As you travel along Ocean Avenue, the standard name for the road that every shore municipality in New Jersey has for the road that borders the beach, you see the massive mountains of sand followed by long stretches of nothing. The nothing is the site of former boardwalks, recreation areas, homes, and sand dunes that once served as protection from the ocean, all wiped away like some giant eraser came down and wiped the canvas clean. The mountains of sand are what is to become the new barriers against future storm surges, which everyone seems to nervously hope will not be as strong anytime soon. What becomes very obvious to any observer, is that if anything like this recent storm hits this coast again in the coming year, the ailing ocean barriers and residents will be easily overtaken and further destroyed.
Moving from town to town on foot and by car, I hear the announcement on a local radio station, “The NOAA has announced that 2012 was the hottest year ever recorded in the United States.” According to their data, the average temperature in 2012 was one degree higher than the previous record and 3.2 degrees higher than the 20th-century average. In a statement that seemed to be directed especially at those staring at decimated towns like the ones I visited, they went on to say that the data is “part of a longer-term trend of hotter, drier and potentially more extreme weather.”

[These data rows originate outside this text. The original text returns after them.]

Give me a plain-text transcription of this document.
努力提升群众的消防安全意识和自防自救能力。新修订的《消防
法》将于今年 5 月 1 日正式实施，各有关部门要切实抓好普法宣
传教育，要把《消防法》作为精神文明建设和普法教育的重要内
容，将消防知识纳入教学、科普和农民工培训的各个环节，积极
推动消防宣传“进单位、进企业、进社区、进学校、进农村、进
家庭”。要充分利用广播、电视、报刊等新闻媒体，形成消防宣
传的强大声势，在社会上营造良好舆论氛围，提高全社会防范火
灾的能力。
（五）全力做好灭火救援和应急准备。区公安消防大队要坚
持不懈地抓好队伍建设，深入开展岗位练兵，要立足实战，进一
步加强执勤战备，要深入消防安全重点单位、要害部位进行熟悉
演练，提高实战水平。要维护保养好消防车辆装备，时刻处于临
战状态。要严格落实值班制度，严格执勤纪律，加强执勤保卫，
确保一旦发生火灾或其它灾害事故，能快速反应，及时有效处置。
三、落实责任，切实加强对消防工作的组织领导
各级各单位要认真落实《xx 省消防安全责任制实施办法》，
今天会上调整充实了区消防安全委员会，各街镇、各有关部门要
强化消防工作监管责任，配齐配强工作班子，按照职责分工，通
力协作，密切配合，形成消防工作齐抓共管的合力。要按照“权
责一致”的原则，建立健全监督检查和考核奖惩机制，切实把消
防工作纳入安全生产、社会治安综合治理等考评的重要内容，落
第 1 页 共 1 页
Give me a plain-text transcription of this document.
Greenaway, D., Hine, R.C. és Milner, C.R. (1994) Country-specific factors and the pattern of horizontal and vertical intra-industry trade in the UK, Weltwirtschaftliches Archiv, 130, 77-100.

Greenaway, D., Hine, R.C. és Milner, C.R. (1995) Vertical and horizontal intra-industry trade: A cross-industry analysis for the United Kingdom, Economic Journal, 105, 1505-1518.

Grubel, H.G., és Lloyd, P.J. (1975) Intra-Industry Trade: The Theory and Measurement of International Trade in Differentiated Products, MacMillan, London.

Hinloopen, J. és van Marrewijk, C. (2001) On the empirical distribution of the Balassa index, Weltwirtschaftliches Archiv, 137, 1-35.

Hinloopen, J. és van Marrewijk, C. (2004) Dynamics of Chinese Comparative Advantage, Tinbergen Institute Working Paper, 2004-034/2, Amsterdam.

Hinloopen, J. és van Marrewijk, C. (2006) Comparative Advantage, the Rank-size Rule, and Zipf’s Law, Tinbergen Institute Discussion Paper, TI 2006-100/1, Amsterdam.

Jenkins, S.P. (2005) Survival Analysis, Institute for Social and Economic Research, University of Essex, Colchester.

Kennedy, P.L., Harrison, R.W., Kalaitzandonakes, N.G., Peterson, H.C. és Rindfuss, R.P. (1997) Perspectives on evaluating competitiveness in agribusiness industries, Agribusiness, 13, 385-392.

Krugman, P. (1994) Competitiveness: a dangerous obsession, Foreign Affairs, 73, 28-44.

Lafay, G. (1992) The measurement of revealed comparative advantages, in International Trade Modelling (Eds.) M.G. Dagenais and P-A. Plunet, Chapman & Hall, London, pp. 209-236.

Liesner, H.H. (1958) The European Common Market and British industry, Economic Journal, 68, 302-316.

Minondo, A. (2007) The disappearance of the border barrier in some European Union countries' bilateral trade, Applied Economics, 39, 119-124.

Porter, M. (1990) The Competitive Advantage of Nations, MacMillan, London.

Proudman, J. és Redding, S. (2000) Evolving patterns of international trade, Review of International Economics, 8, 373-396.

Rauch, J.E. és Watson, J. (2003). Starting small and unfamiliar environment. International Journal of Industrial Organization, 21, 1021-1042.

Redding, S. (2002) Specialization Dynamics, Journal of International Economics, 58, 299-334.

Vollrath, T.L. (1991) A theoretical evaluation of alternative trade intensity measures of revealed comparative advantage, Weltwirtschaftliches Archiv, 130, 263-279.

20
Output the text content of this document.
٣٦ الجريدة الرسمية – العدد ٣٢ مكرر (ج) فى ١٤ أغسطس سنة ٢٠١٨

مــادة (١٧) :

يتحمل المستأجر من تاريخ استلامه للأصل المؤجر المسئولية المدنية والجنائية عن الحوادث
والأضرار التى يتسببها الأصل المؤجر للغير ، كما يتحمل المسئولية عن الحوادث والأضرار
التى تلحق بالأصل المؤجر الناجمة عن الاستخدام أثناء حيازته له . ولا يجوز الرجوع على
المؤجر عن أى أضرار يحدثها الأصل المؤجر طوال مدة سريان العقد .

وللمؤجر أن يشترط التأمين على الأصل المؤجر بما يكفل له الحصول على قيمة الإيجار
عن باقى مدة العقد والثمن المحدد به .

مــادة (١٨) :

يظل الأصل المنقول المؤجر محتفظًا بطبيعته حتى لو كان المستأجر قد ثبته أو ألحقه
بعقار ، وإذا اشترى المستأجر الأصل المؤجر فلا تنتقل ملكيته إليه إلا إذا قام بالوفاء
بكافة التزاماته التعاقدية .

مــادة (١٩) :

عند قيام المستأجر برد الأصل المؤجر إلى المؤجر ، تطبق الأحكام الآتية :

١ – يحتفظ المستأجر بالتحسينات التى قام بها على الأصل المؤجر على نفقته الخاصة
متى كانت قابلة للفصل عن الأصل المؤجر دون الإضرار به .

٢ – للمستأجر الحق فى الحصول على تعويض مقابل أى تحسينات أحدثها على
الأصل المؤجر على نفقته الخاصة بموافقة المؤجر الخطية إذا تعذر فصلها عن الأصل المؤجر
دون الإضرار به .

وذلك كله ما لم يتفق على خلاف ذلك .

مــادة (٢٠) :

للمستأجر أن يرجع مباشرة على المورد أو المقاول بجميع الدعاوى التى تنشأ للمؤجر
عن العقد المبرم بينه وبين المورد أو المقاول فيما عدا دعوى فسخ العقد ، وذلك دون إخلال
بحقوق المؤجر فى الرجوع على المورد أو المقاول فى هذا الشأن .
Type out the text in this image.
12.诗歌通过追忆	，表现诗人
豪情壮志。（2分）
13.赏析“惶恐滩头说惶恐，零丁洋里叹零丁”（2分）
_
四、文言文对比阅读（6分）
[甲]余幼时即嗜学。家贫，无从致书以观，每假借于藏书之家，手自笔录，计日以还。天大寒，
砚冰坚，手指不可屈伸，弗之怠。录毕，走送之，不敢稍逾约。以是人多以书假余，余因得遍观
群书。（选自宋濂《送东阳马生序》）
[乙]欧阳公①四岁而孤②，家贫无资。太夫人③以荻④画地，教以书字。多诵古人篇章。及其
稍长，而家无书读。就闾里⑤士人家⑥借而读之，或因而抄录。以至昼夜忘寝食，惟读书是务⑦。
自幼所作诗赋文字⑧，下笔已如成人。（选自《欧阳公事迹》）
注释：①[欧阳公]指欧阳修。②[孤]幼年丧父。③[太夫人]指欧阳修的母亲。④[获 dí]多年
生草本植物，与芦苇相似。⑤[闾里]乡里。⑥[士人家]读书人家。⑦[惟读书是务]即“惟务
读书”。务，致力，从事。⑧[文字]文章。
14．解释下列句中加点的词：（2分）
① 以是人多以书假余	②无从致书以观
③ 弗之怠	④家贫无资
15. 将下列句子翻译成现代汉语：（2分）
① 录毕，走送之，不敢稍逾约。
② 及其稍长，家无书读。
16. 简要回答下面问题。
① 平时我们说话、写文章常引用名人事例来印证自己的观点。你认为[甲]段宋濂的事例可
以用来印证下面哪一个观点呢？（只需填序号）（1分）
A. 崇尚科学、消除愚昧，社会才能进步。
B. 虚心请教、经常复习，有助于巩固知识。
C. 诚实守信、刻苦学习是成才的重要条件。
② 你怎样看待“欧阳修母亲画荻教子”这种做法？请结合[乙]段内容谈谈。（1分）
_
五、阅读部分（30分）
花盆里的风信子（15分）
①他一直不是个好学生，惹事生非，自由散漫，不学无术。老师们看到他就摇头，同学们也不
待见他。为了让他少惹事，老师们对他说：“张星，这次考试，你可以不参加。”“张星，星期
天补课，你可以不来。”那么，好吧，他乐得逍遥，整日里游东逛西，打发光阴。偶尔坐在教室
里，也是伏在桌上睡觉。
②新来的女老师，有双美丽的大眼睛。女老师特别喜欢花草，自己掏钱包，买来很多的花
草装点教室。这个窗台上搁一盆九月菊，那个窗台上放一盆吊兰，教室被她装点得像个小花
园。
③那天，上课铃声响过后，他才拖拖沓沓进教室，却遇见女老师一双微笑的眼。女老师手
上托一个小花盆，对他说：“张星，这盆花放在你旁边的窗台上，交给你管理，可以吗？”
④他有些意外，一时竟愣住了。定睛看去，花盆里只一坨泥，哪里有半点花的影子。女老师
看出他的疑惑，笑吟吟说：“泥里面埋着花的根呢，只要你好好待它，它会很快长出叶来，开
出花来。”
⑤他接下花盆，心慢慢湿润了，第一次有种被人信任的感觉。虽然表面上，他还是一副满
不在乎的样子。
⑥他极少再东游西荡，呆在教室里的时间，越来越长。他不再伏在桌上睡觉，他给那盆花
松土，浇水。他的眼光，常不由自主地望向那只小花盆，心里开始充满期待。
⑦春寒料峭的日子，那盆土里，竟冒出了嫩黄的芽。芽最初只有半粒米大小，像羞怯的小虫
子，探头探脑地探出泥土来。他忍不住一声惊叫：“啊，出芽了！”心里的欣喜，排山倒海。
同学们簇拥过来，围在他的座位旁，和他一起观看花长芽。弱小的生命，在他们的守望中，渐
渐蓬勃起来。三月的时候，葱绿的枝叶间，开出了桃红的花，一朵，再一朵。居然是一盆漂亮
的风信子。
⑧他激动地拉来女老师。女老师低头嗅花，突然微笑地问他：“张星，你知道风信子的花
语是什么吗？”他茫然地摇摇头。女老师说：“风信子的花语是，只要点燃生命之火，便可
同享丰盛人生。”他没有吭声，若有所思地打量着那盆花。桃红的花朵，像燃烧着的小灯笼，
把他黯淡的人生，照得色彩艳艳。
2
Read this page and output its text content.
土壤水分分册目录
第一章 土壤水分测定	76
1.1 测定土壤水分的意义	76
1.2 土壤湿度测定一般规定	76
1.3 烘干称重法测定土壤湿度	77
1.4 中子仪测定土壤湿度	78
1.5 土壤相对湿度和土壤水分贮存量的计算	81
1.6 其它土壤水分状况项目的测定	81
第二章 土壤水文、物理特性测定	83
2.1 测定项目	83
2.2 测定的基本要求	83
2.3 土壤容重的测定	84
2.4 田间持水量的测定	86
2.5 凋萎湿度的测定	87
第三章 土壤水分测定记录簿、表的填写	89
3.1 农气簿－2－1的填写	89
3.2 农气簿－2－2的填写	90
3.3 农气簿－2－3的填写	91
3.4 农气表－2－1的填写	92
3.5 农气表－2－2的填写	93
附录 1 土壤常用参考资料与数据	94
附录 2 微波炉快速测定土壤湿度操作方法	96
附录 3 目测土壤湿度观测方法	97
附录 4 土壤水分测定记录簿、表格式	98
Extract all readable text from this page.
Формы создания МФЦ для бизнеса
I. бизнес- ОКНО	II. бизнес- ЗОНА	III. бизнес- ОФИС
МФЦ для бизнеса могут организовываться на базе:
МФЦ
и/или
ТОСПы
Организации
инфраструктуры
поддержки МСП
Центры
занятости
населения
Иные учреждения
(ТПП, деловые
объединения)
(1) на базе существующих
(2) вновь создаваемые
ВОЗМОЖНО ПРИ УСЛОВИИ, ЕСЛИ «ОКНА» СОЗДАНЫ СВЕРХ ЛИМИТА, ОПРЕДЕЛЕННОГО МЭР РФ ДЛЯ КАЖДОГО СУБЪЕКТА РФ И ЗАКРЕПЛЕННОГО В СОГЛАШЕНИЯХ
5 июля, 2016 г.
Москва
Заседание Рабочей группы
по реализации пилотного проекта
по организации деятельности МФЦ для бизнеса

There is a cruel reality that has mixed with the normally stubborn air that has long kept beach communities alive and rebuilding after major storms. People are salvaging and rebuilding already, either because they don’t feel they have a choice or because they want to show that they aren’t intimidated by extreme weather. The state government makes booming emotional statements of support and commitments to rebuilding what is, among other things, an economically important area. But meanwhile if you’ve seen how easily a “Super Storm” can not only cripple a region but wipe entire towns off the map, it is hard to look at the mountains of sand and the never-ending stretches of destruction and think — this place will be ready for what is to come.